What's more, Wood discovers, the psychological balm of all this inspiring steeliness and celebrations of resilience in her novel's prime characters was already well known in the early 20th century.
"In fact," Wood finds, "Austen's writing is so strongly associated with providing solace that ... she was prescribed to World War I soldiers suffering from severe shell-shock or what we would now know as PTSD. An Oxford tutor, H F Brett-Smith, was employed by hospitals to advise on reading matters for the war-wounded. For the severely shell-shocked he selected Jane Austen
"This wartime association is celebrated in Rudyard Kipling's 1924 short story The Janeites, about a group of World War I soldiers who bond through their love of Austen. 'There's no one to touch Jane when you're in a tight spot,' [one soldier enthuses]."

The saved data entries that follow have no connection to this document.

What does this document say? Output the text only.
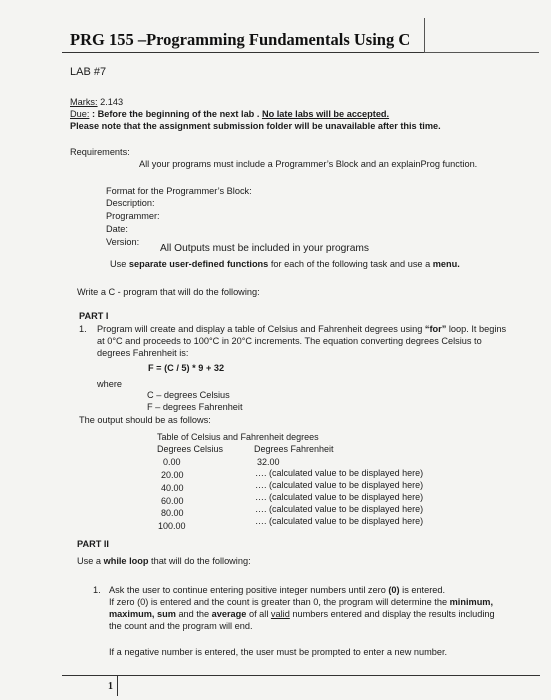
PRG 155 –Programming Fundamentals Using C
LAB #7
Marks: 2.143
Due: : Before the beginning of the next lab . No late labs will be accepted.
Please note that the assignment submission folder will be unavailable after this time.
Requirements:
All your programs must include a Programmer’s Block and an explainProg function.
Format for the Programmer’s Block:
Description:
Programmer:
Date:
Version:
All Outputs must be included in your programs
Use separate user-defined functions for each of the following task and use a menu.
Write a C - program that will do the following:
PART I
1. Program will create and display a table of Celsius and Fahrenheit degrees using “for” loop. It begins
at 0°C and proceeds to 100°C in 20°C increments. The equation converting degrees Celsius to
degrees Fahrenheit is:
F = (C / 5) * 9 + 32
where
C – degrees Celsius
F – degrees Fahrenheit
The output should be as follows:
Table of Celsius and Fahrenheit degrees
Degrees Celsius	Degrees Fahrenheit
0.00	32.00
20.00	…. (calculated value to be displayed here)
40.00	…. (calculated value to be displayed here)
60.00	…. (calculated value to be displayed here)
80.00	…. (calculated value to be displayed here)
100.00	…. (calculated value to be displayed here)
PART II
Use a while loop that will do the following:
1. Ask the user to continue entering positive integer numbers until zero (0) is entered.
If zero (0) is entered and the count is greater than 0, the program will determine the minimum,
maximum, sum and the average of all valid numbers entered and display the results including
the count and the program will end.
If a negative number is entered, the user must be prompted to enter a new number.
1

All this is no wonder, Wood explains, when one examines Austen's own instability-haunted short life and finds it full of personal adversities and trials that so challenged and sensitised her that she was able to create female fictional characters who, so often in emotionally tight spots, plausibly display some characterful steel and resilience.
"Austen's heroines are similarly [just like Austen herself] often required to persevere ... stoically, suffering in silence after believing their chance of happiness has been lost forever," Wood thinks. She points out that every single one of Jane Austen's heroines at some stage believes she has lost all hope of getting the man she passionately wants.
"The moment when Elinor Dashwood [protagonist of the novel Sense And Sensibility] steels herself before seeing her love Edward Ferrars, wrongly believing he has married another - 'I will be calm, I will be mistress of myself' - is both heartbreaking and inspiring."
Wood, having read and dismissed Austen when she, Wood, was young and shallow, has come back to Austen and now finds the six novels consolingly, psychotherapeutically indispensable. In these disturbing times (the pandemic upon us and the tight spot of a probably hope-dashing federal election looming) it is time for this columnist, grown up now, to read Austen again, this time in the light with which Ms Wood has illuminated the admirable, battling, resilient author.